Carissa Corresponds · Thursday November 16, 2006
Carissa Wodehouse, freelance writer, email penpal, smart PDX person:
“So, let’s see, it’s the final words of the thesis that I think are a weakness because they are unclear, “to challenge the
hegemony of corporate media.” Realizing that you don’t want to get too specific and back yourself into a boring and obvious corner, still I think the word challenge could be refined.
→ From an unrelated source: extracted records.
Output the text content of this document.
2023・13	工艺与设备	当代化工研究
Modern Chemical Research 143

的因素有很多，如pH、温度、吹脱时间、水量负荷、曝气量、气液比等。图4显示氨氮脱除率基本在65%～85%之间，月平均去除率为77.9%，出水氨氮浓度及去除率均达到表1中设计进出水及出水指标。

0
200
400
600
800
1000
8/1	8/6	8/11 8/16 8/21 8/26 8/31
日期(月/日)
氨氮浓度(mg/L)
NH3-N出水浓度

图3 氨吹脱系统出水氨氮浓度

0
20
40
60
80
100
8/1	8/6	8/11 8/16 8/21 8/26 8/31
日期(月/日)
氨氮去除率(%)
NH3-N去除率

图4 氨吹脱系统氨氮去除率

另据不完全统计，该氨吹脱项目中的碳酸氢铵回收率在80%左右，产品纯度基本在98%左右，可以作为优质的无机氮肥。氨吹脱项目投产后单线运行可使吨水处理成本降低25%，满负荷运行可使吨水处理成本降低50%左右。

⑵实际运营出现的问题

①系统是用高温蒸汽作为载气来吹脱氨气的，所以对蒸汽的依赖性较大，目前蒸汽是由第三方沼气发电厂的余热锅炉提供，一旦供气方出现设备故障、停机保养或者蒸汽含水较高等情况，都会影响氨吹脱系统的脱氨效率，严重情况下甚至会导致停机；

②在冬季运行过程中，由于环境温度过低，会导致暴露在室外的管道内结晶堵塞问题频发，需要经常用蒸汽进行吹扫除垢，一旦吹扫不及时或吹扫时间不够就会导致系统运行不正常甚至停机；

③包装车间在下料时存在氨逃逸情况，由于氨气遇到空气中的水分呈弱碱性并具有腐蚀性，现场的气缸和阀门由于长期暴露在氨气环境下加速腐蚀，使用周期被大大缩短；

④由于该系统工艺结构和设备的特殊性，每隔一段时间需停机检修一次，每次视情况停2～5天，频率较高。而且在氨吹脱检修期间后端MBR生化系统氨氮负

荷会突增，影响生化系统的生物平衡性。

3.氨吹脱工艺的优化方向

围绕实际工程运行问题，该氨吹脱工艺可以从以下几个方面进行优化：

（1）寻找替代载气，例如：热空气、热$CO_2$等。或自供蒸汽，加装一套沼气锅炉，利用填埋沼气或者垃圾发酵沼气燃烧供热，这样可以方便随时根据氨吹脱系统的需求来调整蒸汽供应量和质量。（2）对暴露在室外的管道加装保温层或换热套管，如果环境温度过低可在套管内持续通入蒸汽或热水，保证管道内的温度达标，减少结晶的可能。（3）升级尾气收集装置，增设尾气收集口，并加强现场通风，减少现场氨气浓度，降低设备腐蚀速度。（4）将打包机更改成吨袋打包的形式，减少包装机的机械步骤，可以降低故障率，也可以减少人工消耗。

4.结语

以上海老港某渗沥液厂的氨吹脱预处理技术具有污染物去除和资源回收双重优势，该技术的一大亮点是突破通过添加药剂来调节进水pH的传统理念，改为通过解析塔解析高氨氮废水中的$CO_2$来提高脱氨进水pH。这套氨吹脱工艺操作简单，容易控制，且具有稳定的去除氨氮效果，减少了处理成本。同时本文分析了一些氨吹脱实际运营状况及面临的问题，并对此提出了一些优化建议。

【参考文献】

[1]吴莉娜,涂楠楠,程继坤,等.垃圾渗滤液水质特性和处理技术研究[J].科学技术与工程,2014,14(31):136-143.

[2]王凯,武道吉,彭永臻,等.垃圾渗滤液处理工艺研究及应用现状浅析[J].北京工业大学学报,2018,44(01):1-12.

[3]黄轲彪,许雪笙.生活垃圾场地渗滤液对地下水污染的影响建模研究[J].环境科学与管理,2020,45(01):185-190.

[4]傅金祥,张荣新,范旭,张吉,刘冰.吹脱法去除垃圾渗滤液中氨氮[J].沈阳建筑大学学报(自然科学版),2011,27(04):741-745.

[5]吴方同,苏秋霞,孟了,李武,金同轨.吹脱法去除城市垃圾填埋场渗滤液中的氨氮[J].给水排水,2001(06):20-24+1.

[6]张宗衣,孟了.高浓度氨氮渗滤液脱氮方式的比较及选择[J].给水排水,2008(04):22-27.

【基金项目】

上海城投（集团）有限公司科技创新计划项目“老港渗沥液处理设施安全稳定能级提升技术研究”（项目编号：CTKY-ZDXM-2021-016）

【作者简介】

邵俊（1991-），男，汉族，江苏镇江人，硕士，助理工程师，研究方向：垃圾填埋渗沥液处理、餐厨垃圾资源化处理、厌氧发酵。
“It may be too basic a question, and/or not appropriate to include in the thesis—I forget how to write the darn things—but my immediate unanswered question is why? Why challenge corporate media, why challenge hegemony, what is the outcome? To usurp, or just to supplement? I assume that to challenge means to dethrone mass media, and thus to create more outlets for information. But that’s because I’m a liberal little hipster kid in Portland who lives half my life online and trusts in website and blogs. I don’t know that everyone would understand hegemony of corporate media to be an inherently bad thing, or if they did I don’t know that they would deduce that blogs are relevant and reliable forms of communication. The thesis leaves me questioning first the extent to which you’re suggesting corporate media should be impacted by blogging, and then what the result will be (a vacuum? segregated micro media environments?), and how that will benefit or change the public access to information. “Challenge” doesn’t explain enough for me. Long, convoluted answer, Carissa.
“Also, I don’t immediately know what “the politics of blogging” refers to, and it doesn’t make me think of corporate media. I first thought of politics as bloggers vs. bloggers, or bloggers vs. readers.”